Charities can provide information to help understand mental health conditions better. The mental health charity, Mind, has guidance on specific conditions such as anxiety and depression and ways to help address and manage the symptoms.  

It is important to remember that you can always speak to someone if you feel that you are struggling. The charity, Samaritans, has a helpline service providing confidential emotional support 24 hours a day.  

If you are concerned about someone else, don’t be afraid to reach out to them. You can follow these tips on having a conversation about mental health but remember that your main role is as a listener. Try to empathise with how the person feels and encourage them to seek professional support or guidance. It may not always seem like it, but just having a conversation can be helpful for people and prompt them to seek further support if they need to. 

If you are looking for further guidance on support, please contact the CSC Welfare Team on welfare@cscuk.org.uk to find out more.

The power of the network: our World Mental Health Day challenge  

Building up a network of friendly contacts can be a good way to maintain social connections and switch off from the day-to-day concerns of your studies and research.
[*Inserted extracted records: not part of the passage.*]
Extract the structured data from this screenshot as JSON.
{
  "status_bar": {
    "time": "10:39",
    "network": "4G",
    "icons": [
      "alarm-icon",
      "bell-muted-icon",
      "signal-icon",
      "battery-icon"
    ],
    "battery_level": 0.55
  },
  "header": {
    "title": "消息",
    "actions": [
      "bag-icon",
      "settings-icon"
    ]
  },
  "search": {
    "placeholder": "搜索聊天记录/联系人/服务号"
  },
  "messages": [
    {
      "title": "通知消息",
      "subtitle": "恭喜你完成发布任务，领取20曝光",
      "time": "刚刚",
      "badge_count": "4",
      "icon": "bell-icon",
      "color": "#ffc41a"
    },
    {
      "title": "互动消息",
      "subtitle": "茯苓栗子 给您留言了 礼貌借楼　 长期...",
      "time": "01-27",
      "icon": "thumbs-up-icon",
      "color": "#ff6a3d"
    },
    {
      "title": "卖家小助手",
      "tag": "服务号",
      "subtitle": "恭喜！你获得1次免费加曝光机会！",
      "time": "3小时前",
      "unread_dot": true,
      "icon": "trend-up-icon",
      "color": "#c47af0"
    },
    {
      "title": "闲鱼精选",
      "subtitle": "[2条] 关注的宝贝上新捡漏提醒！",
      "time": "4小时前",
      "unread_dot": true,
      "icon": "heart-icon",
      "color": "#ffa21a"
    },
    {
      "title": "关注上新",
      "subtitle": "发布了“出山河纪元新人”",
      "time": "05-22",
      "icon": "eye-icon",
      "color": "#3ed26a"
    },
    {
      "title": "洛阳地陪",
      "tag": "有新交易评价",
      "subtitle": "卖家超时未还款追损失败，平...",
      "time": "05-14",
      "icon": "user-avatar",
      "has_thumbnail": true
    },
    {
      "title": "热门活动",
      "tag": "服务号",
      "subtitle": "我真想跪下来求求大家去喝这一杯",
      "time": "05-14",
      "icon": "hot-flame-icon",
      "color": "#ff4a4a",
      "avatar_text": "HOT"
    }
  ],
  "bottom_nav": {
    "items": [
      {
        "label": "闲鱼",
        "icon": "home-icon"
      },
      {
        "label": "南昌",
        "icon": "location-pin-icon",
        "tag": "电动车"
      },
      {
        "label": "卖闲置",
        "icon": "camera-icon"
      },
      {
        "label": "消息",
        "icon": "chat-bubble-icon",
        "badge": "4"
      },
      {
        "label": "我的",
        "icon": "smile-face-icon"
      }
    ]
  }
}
Reaching out to fellow Scholars and students at your university is one of the easiest way to do this.  

So, in the next month we challenge you to:  

  1. Join your CSC Regional Network group and a Knowledge Hub 
  2. Share a message with Scholars on social media  
  3. Organise a meet-up with Scholars  
  4. Go to at least one social event organised by your university 
  5. Sign-up for a club or society at your university
  6. Speak to three new people at your university 

Share how you are helping to improve the mental health of others  

Expertise is key to increasing our understanding of mental health and wellbeing, and how it affects people’s lives. At the CSC, we want to support this work and build up stories of how Scholars are using their scholarship to improve people’s mental health and wellbeing across the Commonwealth.